Unseen reservations & resistance
As those who know me would affirm – I am a committee nerd. Was tickled to be welcomed as one at a Woodbrooke course on serving nationally – the facilitator saying it was unlikely we’d all turned up to learn about becoming a better committee member if we weren’t!
So, I enjoy asking other experienced clerks, trustees etc. for hints and tips. So, this section is thanks to a very experienced clerk, who said that the most useful piece of clerking technique they’d learned (from another experienced clerk!) was to look for people with reservations.
The clerk would stand and ask if they could hear ministry from those who had reservations for whatever reason.
Which gave those who had not felt they could speak in opposition, or to ask questions to do so.
While reminding those who had already spoken that silence does not always mean consent.
Like so many good ideas it’s simple to do, and yet powerfully reminds people that everyone has the right to speak, question and raise points of concern.
Asking the right questions in practice...
When we consider our roles as Charity Administrators it is important to consider elements that could make our organisations thrive, that might not be on our day-to-task lists.
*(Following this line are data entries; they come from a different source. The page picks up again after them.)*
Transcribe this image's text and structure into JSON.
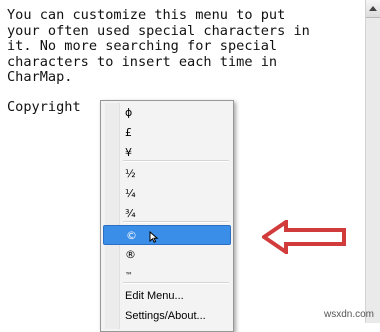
{
  "editor": {
    "lines": [
      "You can customize this menu to put",
      "your often used special characters in",
      "it. No more searching for special",
      "characters to insert each time in",
      "CharMap."
    ],
    "last_word": "Copyright"
  },
  "menu": {
    "group1": [
      "ϕ",
      "£",
      "¥"
    ],
    "group2": [
      "½",
      "¼",
      "¾"
    ],
    "group3": [
      "©",
      "®",
      "™"
    ],
    "selected_item": "©",
    "edit_menu_label": "Edit Menu...",
    "settings_label": "Settings/About..."
  },
  "colors": {
    "highlight": "#3b8ee8",
    "arrow": "#d23b3b"
  },
  "icons": {
    "pointer": "mouse-pointer-icon",
    "annotation": "red-arrow-icon"
  },
  "watermark": "wsxdn.com"
}
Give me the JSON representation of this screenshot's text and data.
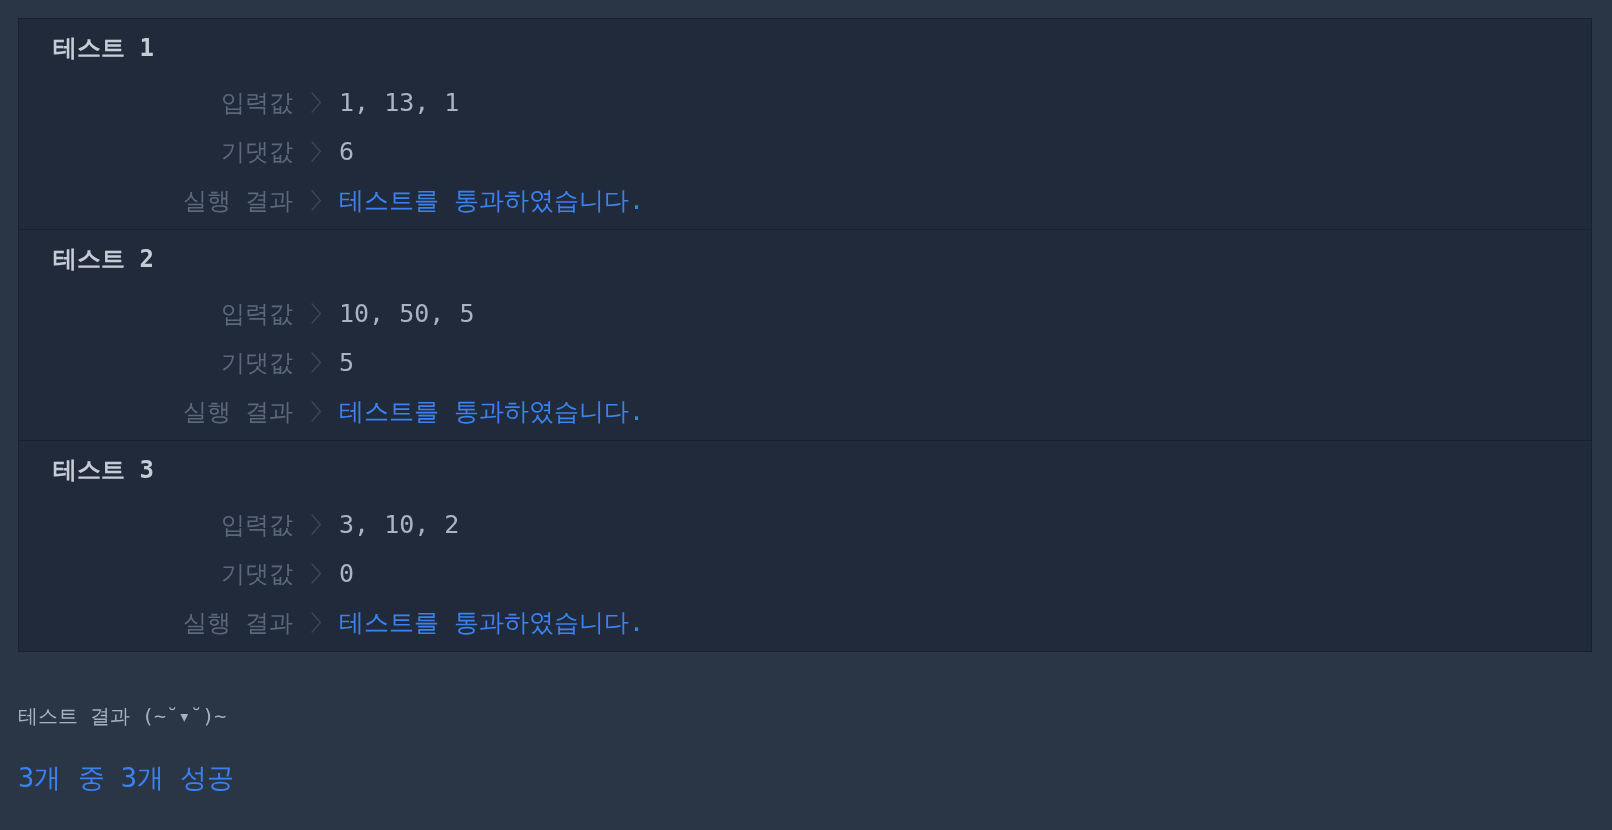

Scheduling time to consider how we can improve engagement from our stakeholders enhances communication and often contributes to improvements within the organisation.
Actively asking questions to highlight reservations or resistance is a great way to open up an honest conversation that builds trust and could unearth any underlying issues that you might not be aware of.
There are many scenarios that you can ask this type of question. Perhaps internally at team meetings, perhaps when conversing with potential donors or with trustees or other committees.
It might feel like a scary question to pose, however, the outcomes in our experience are positive. One important factor to consider when opening the floor to this type of discussion is to ask with sincerity and a real desire for change.